The answer is no. First, the control of the military under the U.S. Constitution is shared by the executive and legislative branches. Under Article I, Section 8, of the Constitution, Congress may raise, organize and support armies. Congress has used this authority to establish criteria and standards for service in the military, and authorized the Secretary of Defense to prescribe policies and regulations for the military. If the Department of Defense follows through on President Trump’s declaration to ban all transgender military personnel, Congress could delay or even undo it.

Second, the judiciary can serve as a check on the president’s control over the military. We may forget, but it was less than a decade ago that gays and lesbians were barred from openly serving in the military on the basis that they posed an unacceptable risk to military morale, discipline and cohesion.

While the initial lawsuits challenging the military’s “Don’t Ask, Don’t Tell” policy were unsuccessful, the matter was never decided by the U.S. Supreme Court.

Subsequent court challenges to DADT, however, showed greater promise.
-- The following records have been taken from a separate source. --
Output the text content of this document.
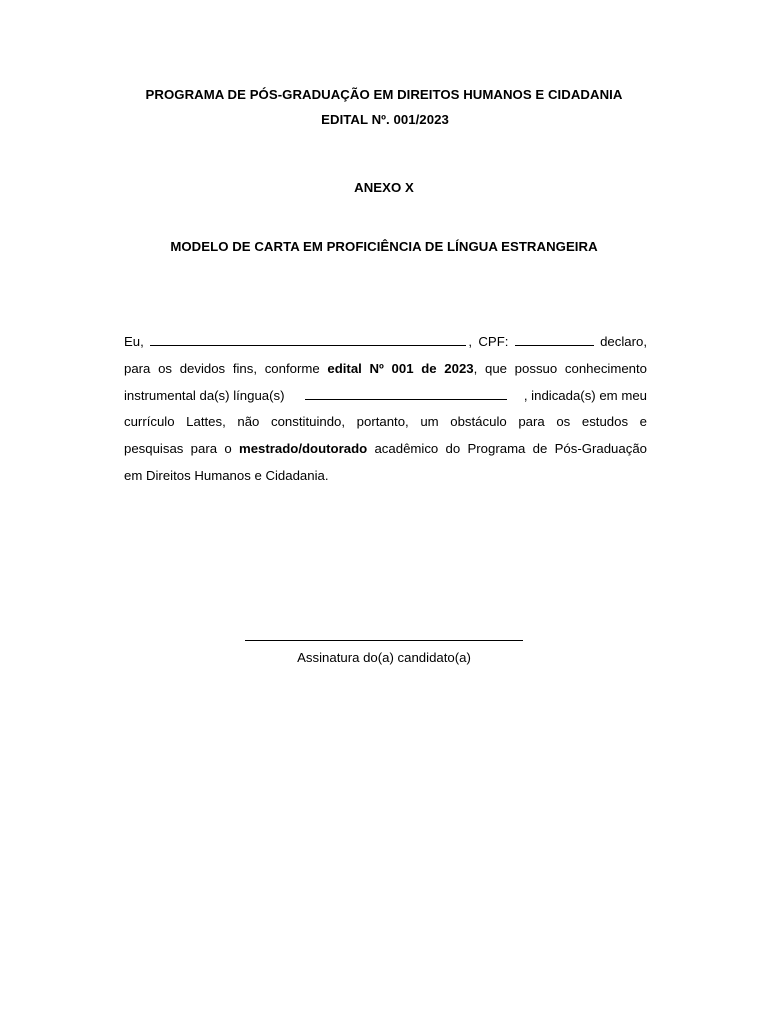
PROGRAMA DE PÓS-GRADUAÇÃO EM DIREITOS HUMANOS E CIDADANIA
EDITAL Nº. 001/2023
ANEXO X
MODELO DE CARTA EM PROFICIÊNCIA DE LÍNGUA ESTRANGEIRA
Eu,	, CPF:	declaro,
para os devidos fins, conforme edital Nº 001 de 2023, que possuo conhecimento
instrumental da(s) língua(s)	, indicada(s) em meu
currículo Lattes, não constituindo, portanto, um obstáculo para os estudos e
pesquisas para o mestrado/doutorado acadêmico do Programa de Pós-Graduação
em Direitos Humanos e Cidadania.
Assinatura do(a) candidato(a)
In Log Cabin Republicans v. U.S., the U.S. District Court found that the DADT violated the substantive rights of LGBT personnel including “freedom of thought, belief, expression, and certain intimate conduct.” The case was on appeal when Congress passed legislation signed by President Barack Obama that repealed DADT. As result, the district court’s decision was vacated as moot.

The legal arguments, however, that found success before the federal court in Log Cabin Republicans v. U.S. could be advanced in challenging President Trump’s new policy. The blanket prohibition on any transgender persons relies upon the same discredited rationale used to justify past discrimination against racial minorities, women, and gays and lesbians serving in our armed forces. President Trump’s true motivation is animus and prejudice that cannot serve as the basis for any governmental policy under the Constitution.